Amerykański sen
Ten spektakl 10 września zainaugurował tegoroczny sezon Opery w Los Angeles. Polska premiera powstaje w koprodukcji ze sceną amerykańską (dekoracje i kostiumy wykonano w Warszawie). Inicjatorem współpracy jest Placido Domingo, dyrektor artystyczny Opery w Los Angeles. Zachwycony "Don Giovannim" Mozarta w reż. Mariusza Trelińskiego przeniósł spektakl w maju tego roku do Ameryki. Pomógł też w wystawieniu przed dwoma tygodniami "Damy pikowej" Czajkowskiego w Staatsoper w Berlinie (gdzie sam zaśpiewał partię Hermana). W znakomicie przyjętym w Los Angeles "Potępieniu Fausta" wystąpili: Paul Groves, Denyce Graves, Samuel Ramey, dyrygował Kent Nagano (pojawi się w Warszawie).
Przedstawienie wabi nazwiskiem Achima Freyera, jednej z najbarwniejszych postaci współczesnego teatru, ale także opery. Doświadczenie ma ogromne - od Campry i Mozarta, po Glassa i Lachenmanna. Słynie z inscenizacji utworów przeznaczonych pierwotnie do wykonania koncertowego, takich jak: "Mesjasz" Handla, "Requiem" Verdiego czy "Wielka msza h-moll" Bacha. Freyer jest autorem inscenizacji "Potępienia" - reżyserem, scenografem, twórcą koncepcji świateł i współtwórcą kostiumów.
Faust - mon amour
Berlioz był zafascynowany "Faustem" Goethego. Pierwsze francuskie tłumaczenie 19-letniego Gerarda de Nerval, które ukazało się w 1827 r. pochłaniał pasjami. "Ta cudowna książka oczarowała mnie od pierwszej chwili; nie rozstawałem się z nią już; czytałem ją bez przerwy - przy stole, w teatrze, na ulicy, wszędzie" - napisał Berlioz. Rok później stworzył "Osiem scen z Fausta op. 1" na solistów, chór i orkiestrę, z których jednak nie był zadowolony. Po latach kompozytor powrócił do tego utworu, przerobił go, rozbudował, tworząc koncertową operę czy raczej legendę dramatyczną "Potępienie Fausta" (w przygotowaniu libretta pomagał mu Almire Gandonniere). Jej koncertowe prawykonanie - z 6 grudnia 1846 r. w paryskiej Operze Komicznej - poniosło druzgocącą klęskę, wpędzając kompozytora w tarapaty finansowe. W następnym roku Berlioz dyrygował "Potępieniem" w Sankt Petersburgu, Moskwie i Berlinie.

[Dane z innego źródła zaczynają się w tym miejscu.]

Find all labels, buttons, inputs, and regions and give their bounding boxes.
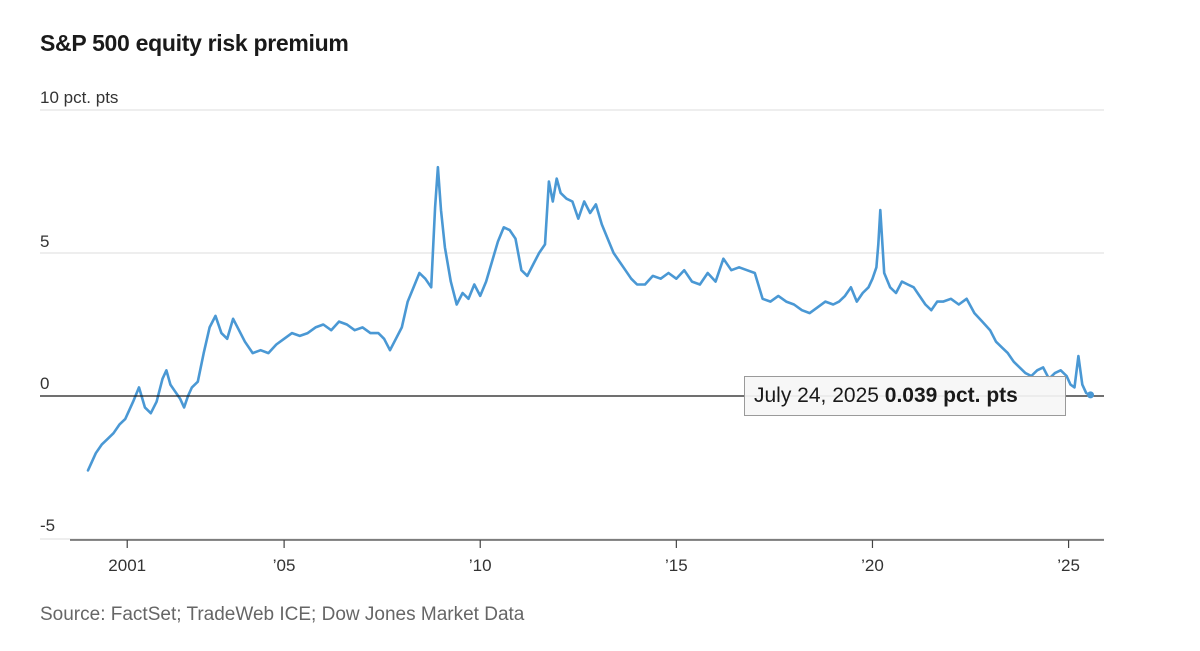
x-tick-label-2025: ’25 bbox=[1057, 556, 1080, 575]
x-tick-label-2015: ’15 bbox=[665, 556, 688, 575]
chart-title: S&P 500 equity risk premium bbox=[40, 30, 349, 56]
callout-point bbox=[1087, 391, 1095, 399]
callout-value: 0.039 pct. pts bbox=[884, 384, 1018, 407]
value-callout: July 24, 2025 0.039 pct. pts bbox=[744, 376, 1066, 416]
x-tick-label-2020: ’20 bbox=[861, 556, 884, 575]
y-tick-label-5: 5 bbox=[40, 232, 50, 251]
y-tick-label-0: 0 bbox=[40, 374, 50, 393]
source-note: Source: FactSet; TradeWeb ICE; Dow Jones… bbox=[40, 604, 525, 625]
x-tick-label-2001: 2001 bbox=[108, 556, 146, 575]
series-line bbox=[86, 165, 1092, 472]
x-tick-label-2005: ’05 bbox=[273, 556, 296, 575]
callout-date: July 24, 2025 bbox=[754, 384, 879, 407]
x-tick-label-2010: ’10 bbox=[469, 556, 492, 575]
y-tick-label-neg5: -5 bbox=[40, 516, 56, 535]
y-unit-label: 10 pct. pts bbox=[40, 88, 119, 107]
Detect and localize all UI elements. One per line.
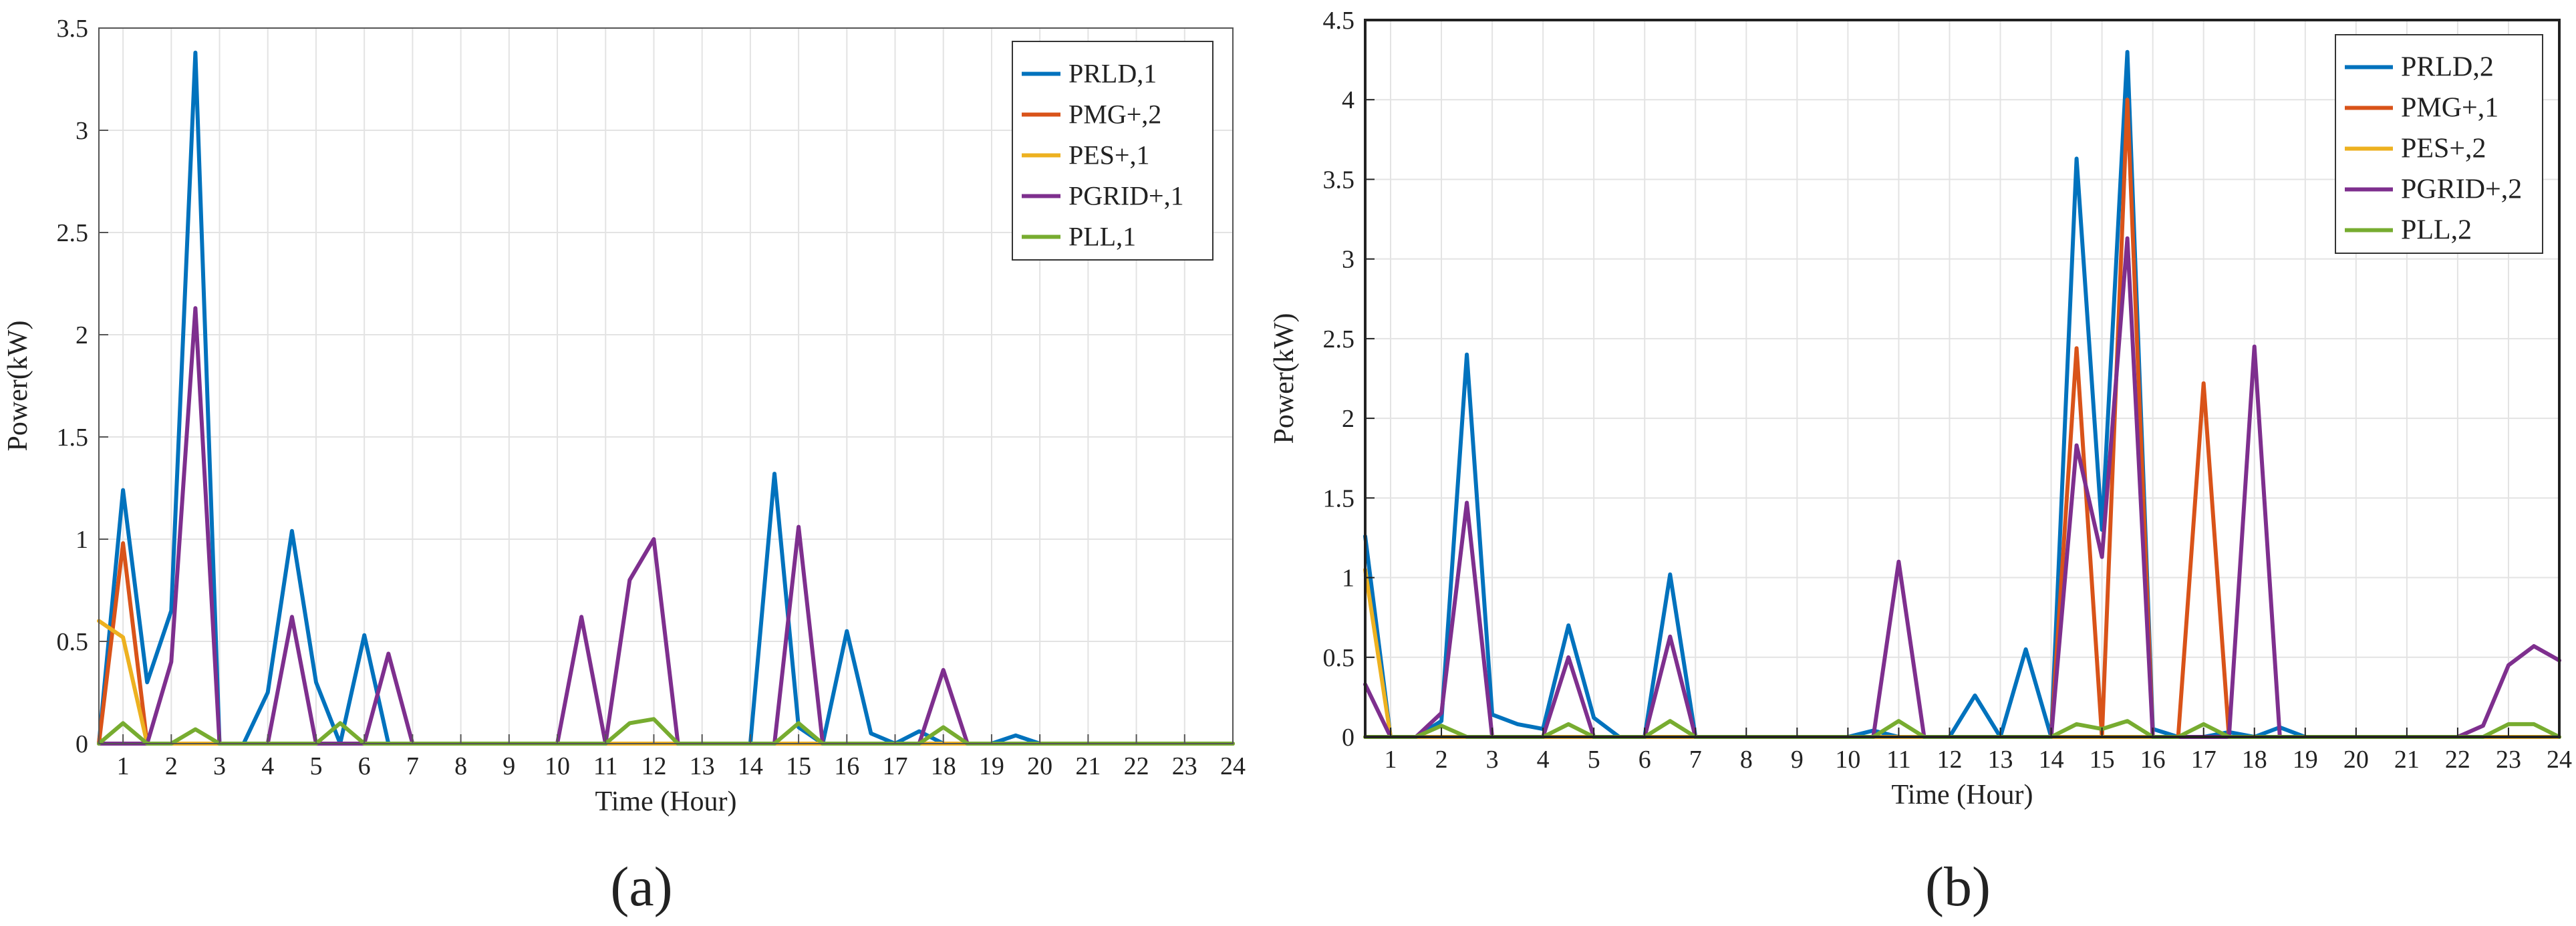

Wszędzie, zwłaszcza w Niemczech, przyjęcie było owacyjne. Nie po raz pierwszy wielkość Berlioza doceniono poza ojczyzną. Scenicznego wykonania legendy kompozytor już jednak nie dożył. Po niezbędnych retuszach 18 lutego 1893 r. Raoul Gunsbourg wystawił "Potępienie" w Operze w Monte Carlo. Sukces przestawienia był oszałamiający. Przyczynił się do tego polski tenor Jan Reszke, popisowo wykonujący partię Fausta.
Opera - laboratorium.
W pierwszej w Polsce operowej produkcji "Potępienia Fausta" wystąpi międzynarodowa obsada: Włoch Marcello Bedoni (Faust), Belg Marcel Va-naud (Mefistofeles), Amerykanka Eleni Matos (Małgorzata) i Polak Piotr Nowacki (Brander). Całość poprowadzi Jacek Kaspszyk. W przedstawieniach - kolejne w niedzielę 21 grudnia - pojawi się też wszechobecny w produkcjach niemieckiego reżysera The Freyer Ensemble.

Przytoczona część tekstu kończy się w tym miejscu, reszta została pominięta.